試しに両手でピンを持ち、両足にグッと力を込めて引っ張ってみた。ダメだ。ぜんぜん力が入らない。フォークをピンの穴に引っ掛けて引っ張ってもみたが、これも俺の力不足で上手くいかなかった……。


 いや、そもそも変な貝の相手をしている場合ではない。姫様が化け物に連れ去られているのだ。そう、今は一刻の猶予もない。貝はオブジェとして飾られている以上、化け物に襲われることもないだろうし、このサブイベントはスルーしよう……そう考えたのだが、ふと鎖についている大きな錠前が目についてしまった。


 「……これは」


 錠前には大きなカギ穴がある。開く訳はないと思いつつも、鍵穴にフォークを突き刺してガチャガチャやってみた……そしたら、まさかのことに開いちゃったのだ。脱獄といい開錠といい、俺は怪盗キャラでもいけるかもしれない……と、自惚れを言ってみる。


 縛りを失った鎖はジャラジャラと床に沈み、貝殻も台座から浮き上がる。その後、貝はブレイクダンスの如くグルグルと回転し始め、その勢いに押されて俺は反対側の壁際まで流された。


 「見よ!自由だ!僕、解放!」


 貝殻に幾つもある穴の中から、手……足……満を持しての頭が露出する。その姿は肌色の青白い少年のそれで、歳としては姫様やルルルと同じくらいに見える。彼は俺の姿を見つけると、少し驚いたような素振りで指先を向けた。


 「……君は、人間だね!」


 「ええ……そうです」


 「この場所は……我が王国の城と見えるな。水中……ましてや、こんな深い場所で、人間に助けてもらうとは思いもよらなかったよ」


 男の子の言動はキリッとしており、なんとなく話していて気持ちがいい。しかし、こんな場所に少年が飾られているというのは不可解である。そこの謎を明確にしておかねば、王国には生きた少年を飾る悪習があると疑いかねない。


 「ところで……あなたは、どちら様ですか?」

 「おっと、すまない。これがなくては……ねっ」


 貝の人は背中の貝殻から銀のアクセサリーを取り出すと、それを頭のにセットした。どうやら彼のトレードマークのようだが、それが何を意味するのかは俺にはピンとこない……。


 「……ええと」

 「……僕はマリエイア王国の王子シエル。以後、お見知りおきを」


 俺が言葉に詰まっていると、ありがたくも自己紹介をしてくれた。今まで人づてに聞いていた情報から勝手に王子は犠牲になったものだと考えていた為、人物予想から除外していたのである。とはいえ、なぜ……こんな場所に王子がいるのだろうか。

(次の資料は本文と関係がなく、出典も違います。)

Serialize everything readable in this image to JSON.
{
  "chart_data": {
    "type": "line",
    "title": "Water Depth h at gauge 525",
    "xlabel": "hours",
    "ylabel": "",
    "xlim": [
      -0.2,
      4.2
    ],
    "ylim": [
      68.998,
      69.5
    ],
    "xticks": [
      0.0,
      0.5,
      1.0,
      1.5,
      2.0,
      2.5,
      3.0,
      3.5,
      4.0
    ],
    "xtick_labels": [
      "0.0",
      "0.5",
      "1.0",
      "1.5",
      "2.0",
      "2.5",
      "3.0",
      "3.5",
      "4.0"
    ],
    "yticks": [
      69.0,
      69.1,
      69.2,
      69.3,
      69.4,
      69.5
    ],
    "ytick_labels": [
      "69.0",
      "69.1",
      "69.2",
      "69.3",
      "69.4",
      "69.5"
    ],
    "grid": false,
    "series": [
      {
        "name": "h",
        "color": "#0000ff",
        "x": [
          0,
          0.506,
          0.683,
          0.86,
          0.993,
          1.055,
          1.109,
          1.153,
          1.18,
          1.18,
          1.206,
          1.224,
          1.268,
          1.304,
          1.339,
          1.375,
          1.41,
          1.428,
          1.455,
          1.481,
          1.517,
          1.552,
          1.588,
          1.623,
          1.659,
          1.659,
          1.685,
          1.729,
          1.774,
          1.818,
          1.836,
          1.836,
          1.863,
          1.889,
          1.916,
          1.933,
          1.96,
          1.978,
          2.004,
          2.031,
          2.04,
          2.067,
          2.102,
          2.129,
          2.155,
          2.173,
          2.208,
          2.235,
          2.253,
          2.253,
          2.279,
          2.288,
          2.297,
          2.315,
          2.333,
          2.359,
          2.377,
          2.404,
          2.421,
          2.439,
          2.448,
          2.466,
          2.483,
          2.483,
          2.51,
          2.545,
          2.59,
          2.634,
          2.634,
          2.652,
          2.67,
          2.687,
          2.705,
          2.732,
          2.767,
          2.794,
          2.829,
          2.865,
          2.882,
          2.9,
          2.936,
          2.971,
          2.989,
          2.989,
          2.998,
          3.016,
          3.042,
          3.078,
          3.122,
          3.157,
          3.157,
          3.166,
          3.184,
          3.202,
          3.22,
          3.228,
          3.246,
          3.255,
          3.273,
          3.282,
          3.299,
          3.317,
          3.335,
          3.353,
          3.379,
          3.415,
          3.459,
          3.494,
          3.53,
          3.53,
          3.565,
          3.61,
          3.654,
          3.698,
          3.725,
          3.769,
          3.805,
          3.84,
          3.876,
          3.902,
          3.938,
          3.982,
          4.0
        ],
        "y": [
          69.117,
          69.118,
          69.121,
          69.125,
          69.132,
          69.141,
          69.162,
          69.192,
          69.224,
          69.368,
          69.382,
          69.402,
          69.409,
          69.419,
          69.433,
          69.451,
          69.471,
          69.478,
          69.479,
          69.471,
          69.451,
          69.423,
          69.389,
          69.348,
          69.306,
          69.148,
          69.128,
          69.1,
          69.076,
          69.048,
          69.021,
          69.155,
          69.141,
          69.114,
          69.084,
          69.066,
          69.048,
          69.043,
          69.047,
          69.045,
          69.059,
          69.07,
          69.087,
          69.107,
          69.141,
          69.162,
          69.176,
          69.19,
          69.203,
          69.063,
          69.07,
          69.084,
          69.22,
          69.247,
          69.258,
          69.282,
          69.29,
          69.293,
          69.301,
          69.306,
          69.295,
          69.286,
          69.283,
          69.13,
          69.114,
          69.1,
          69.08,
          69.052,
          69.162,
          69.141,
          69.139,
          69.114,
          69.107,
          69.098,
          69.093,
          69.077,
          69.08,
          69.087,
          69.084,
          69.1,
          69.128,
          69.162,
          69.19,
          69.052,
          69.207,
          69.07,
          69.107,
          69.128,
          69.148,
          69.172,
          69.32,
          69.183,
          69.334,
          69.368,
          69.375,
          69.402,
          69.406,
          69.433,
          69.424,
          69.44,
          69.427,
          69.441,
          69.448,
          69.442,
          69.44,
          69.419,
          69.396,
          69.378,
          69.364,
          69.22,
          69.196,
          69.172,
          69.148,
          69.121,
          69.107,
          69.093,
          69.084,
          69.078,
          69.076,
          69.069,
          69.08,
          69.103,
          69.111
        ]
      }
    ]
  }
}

 「俺、テルヤっていいます。ルッカさんたちから、王子様は化け物討伐任務の途中で行方不明になったと聞きましたが……」


 「血の海にて化け物と接触した際、化け物の赤い毛にからめとられてしまった。それからしばらくは身動きが取れず、身を守る為に殻に籠っていたのだけど、家まで送ってくれるとは優しいね。ははは」


 その末、鎖で巻かれてオブジェにされていたのだが、それが功を奏して王子様が無事だったのであれば幸いである。いや……待てよ。血の海でピンチになった化け物と共に王子が城へ戻った……つまり、しばしの時間差はあれど、血の海の化け物は城にやって来たのだ。すると、今も城の何処かにいる可能性は高い。


 「せっかくだ。王国の総力をもって、君をもてなそう。うちのシェフは活け造りが絶品なんだ」


 そうだった。王子様は、まったく今の状況を理解していない。すいすいと泳ぎ出そうとした王子様を失礼にも手で引き留めて、俺は落ち着いた口調を心がけつつ伝える。


 「実はですね……この城は今」

 「……解ったよ。現在、この城は危険なようだ」


 みなまで言わずして、王子様が状況を飲み込んでくれた。しかし、その視線は俺の後ろを見ている。大きな存在感を背後に覚えつつ、俺は急いで顔を後ろへ向けた。


 「……ッ!?」


 そこには、さっき通り過ぎていったはずの手の化け物が存在しており、俺は声にならない悲鳴を上げるはめとなった……。